New German sales/production outfit launched
EXCLUSIVE: Andreas Rothbauer and Alec Schulmann have joined forces to launch the Berlin-based integrated sales and production outfit Picture Tree International (PTI).
The venture is being backed by the Investment Bank Berlin’s (IBB) venture capital fund for the creative industries, VC Fonds Kreativwirtschaft Berlin, and a number of private investors.
PTI’s core business will be international film licensing and the production of international feature films in an integrated business model which brings production and sales together under one roof. The company also plans to attract production companies from Scandinavia, Canada and South Africa onboard as strategic shareholders.
Speaking exclusively to Screen Daily, Rothbauer, who had been head of sales and acquisitions at Beta Cinema until last year, explained: “It had been clear to me and Alec from the outset when we were drawing up our business concept that the company would be based in Berlin.”
“And one of the key criteria of the VC Fonds is that they expect you to come to them with both a coherent business model and plan as well as another investor or group of investors to match the fund’s investment.”
“What finally clinched it for us at the IBB was our combined wealth of experience in world sales and production as well as the business concept,” added Schulmann, who had first met Rothbauer in 2005 during the shooting of Sergei Bodrov’s Oscar-nominated Mongol – The Rise To Power of Genghis Khan.
“In fact, this is the first film sales and production company ever to have been backed by the VC Fonds,” Rothbauer pointed out.
“We will be present at the European Film Market and the Berlinale Co-Production Market to introduce the company and start acquiring projects. The first line-up would then be presented at the Cannes Film Market in May,” he continued.

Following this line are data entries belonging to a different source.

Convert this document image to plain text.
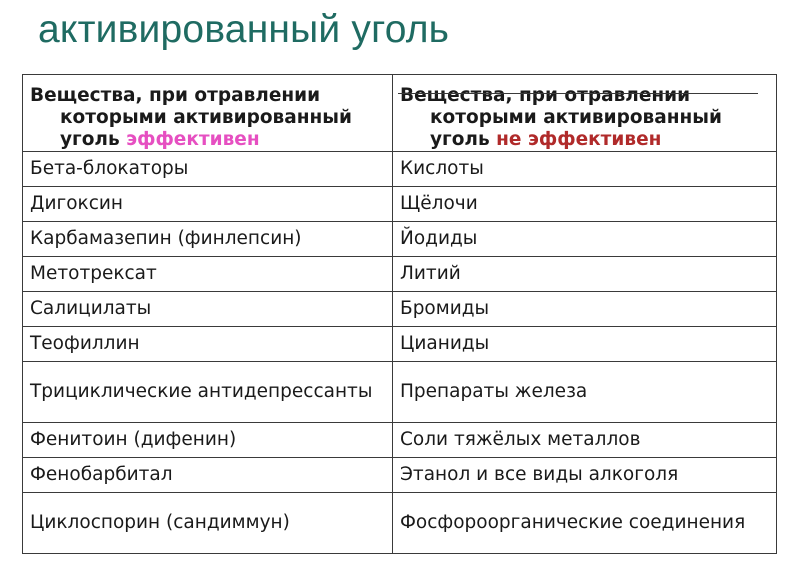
активированный уголь
Вещества, при отравлении которыми активированный уголь эффективен	Вещества, при отравлении которыми активированный уголь не эффективен

Бета-блокаторы	Кислоты
Дигоксин	Щёлочи
Карбамазепин (финлепсин)	Йодиды
Метотрексат	Литий
Салицилаты	Бромиды
Теофиллин	Цианиды

Трициклические антидепрессанты	Препараты железа
Фенитоин (дифенин)	Соли тяжёлых металлов
Фенобарбитал	Этанол и все виды алкоголя
Циклоспорин (сандиммун)	Фосфороорганические соединения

“Moreover, by Cannes, we should then be able to name the production companies we have won as strategic shareholders/investors in the company. The motivation behind this is about securing content in the long-term for both the sales and co-production operations.”
“Our focus is primarily on English language productions and this is why we have looked for strategic partners in these three particular regions of Scandinavia, Canada and South Africa,” Schulmann explained.
“There are various scenarios possible for cooperation: one element would see projects from these partners coming to Picture Tree for sales; a second one would be shareholder-producers co-producing with us; a third would give us the flexibility to co-produce with other third parties; and the fourth would be a classic third party acquisition from a non-shareholder-producer,” Rothbauer said.
“We also want to dispel any impression that Picture Tree will be a ‘closed shop’ and the shareholder producers are bound exclusively to us,” he noted. “There will be cases where these producers co-produce with other companies or where, for contractual reasons, their films are handled by another sales agent. It’s all about having the right balance, openness and commitment.”